Là où la film est très incisif, c'est que le réalisateur, joué par lui-même, compense la frustration de rater son sujet, de ne pas pouvoir se placer directement au niveau de l'enjeu historique et le reproduire, par un sadisme discret envers ses acteurs . Parce que le film est sur la guerre et le régime d'Antonescu, le fait que le tournage soit lui-même une épreuve pour ses acteurs devrait lui apporter un surcroît de véracité, mais c'est bien sûr faux. C'est que d'un certain côté, la seule chose qui soit entre le fait de se placer avant l'histoire (la nostalgie rétro) ou après (le moralisme et la prédiction du passé - copyright Daney) est le corps des acteurs eux-mêmes. Et le film le montre de façon brillante, assez caustique.

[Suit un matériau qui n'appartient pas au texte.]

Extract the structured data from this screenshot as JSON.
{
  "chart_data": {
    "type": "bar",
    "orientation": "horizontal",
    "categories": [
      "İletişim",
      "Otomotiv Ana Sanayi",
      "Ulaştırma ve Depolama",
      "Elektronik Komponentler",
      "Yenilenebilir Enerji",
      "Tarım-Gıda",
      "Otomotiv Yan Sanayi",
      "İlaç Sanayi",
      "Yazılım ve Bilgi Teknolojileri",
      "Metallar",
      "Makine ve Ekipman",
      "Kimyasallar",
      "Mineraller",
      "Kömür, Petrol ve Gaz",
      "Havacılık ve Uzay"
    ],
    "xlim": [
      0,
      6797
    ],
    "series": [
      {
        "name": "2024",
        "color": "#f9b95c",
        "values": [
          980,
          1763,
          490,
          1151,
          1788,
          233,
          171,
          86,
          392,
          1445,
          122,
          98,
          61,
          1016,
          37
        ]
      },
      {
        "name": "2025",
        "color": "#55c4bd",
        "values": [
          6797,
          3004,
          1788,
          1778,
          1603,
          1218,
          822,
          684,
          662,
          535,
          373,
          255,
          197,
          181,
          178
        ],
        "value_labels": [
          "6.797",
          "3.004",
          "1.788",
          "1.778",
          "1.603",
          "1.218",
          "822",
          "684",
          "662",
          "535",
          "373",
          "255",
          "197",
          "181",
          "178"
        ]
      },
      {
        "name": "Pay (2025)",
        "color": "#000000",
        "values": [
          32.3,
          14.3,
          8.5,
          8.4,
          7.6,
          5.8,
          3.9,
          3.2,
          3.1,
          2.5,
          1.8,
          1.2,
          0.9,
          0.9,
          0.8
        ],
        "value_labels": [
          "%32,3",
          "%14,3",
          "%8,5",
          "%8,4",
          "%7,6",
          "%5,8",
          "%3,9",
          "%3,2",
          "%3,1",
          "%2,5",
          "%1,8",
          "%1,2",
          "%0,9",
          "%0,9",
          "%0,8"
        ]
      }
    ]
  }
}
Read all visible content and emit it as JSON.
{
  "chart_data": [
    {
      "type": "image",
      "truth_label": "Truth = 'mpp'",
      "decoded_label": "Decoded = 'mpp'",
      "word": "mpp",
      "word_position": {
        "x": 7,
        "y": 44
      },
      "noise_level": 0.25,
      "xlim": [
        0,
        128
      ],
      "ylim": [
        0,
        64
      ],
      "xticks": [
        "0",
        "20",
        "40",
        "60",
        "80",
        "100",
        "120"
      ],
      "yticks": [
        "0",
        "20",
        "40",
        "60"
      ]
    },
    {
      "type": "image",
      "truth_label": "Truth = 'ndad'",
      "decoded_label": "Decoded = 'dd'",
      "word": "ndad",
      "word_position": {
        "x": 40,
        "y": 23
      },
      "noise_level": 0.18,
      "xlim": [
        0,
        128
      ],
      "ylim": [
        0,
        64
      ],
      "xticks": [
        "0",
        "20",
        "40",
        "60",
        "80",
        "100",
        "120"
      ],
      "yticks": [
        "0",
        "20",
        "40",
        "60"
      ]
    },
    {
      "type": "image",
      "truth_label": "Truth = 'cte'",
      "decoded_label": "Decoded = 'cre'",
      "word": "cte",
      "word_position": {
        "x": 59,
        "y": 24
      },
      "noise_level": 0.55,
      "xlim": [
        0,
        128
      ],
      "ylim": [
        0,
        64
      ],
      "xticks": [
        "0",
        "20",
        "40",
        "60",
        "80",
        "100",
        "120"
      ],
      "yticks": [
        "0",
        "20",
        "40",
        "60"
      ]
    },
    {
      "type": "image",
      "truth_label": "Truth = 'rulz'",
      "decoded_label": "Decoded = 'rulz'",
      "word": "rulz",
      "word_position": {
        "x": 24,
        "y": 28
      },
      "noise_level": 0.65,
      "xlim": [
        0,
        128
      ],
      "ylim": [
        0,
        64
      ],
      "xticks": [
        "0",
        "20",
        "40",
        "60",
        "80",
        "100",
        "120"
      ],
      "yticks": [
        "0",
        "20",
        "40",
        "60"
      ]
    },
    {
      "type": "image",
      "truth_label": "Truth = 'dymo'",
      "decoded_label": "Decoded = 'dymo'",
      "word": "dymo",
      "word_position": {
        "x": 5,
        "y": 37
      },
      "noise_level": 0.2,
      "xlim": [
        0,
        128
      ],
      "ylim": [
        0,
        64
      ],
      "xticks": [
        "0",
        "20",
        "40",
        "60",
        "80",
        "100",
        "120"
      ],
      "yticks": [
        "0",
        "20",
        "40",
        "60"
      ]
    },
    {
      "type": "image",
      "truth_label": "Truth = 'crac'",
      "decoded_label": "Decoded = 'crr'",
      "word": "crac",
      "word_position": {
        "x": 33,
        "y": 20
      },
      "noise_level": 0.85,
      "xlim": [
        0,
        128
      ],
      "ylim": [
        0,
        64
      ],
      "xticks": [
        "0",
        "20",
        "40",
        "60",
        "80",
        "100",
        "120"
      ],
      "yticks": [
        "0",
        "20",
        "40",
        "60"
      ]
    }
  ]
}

Loony Porn me l'a beaucoup rappelé mais Secvente me semble plus fort, à la fois moins cynique et moins moralisateur. Dans le segment central, la femme adultère cloîtrée dans sa chambre joue par exemple le même rôle que la grand-mère cachée de Loony Porn (qui pue comme l'histoire comme le relève finement le Polyester), sauf qu'ici la rencontre a lieu, l'équipe de tournage la voit, et ne peux alors plus jouer au procureur. Formellement à ce moment là le film bascule même de manière assez séduisante dans un presque fantastique (le retour de l'obturateur lorsque le bus s'éloigne dans la neige, le travelling du bus qui plonge le tenancier dans l'immensité noctunre). C'est que Tatos a conscience qu'un discours de critique politique qui parle au nom de l'autre, de son respect et de la justice, ne les saisit pas forcément directement pour autant. Il sait que son film est situé dans cet intervalle qui est finalement l'affaire du spectateur : c'est ce qui le regarde.
Le montage, le travail sur le son (la fausse musique de la prise) le soin apporté aux mouvement de caméra (le travelling arrière à la grue qui clôt le film depuis la bouche muette et simulant la parole des figurants) sont aussi remarquables.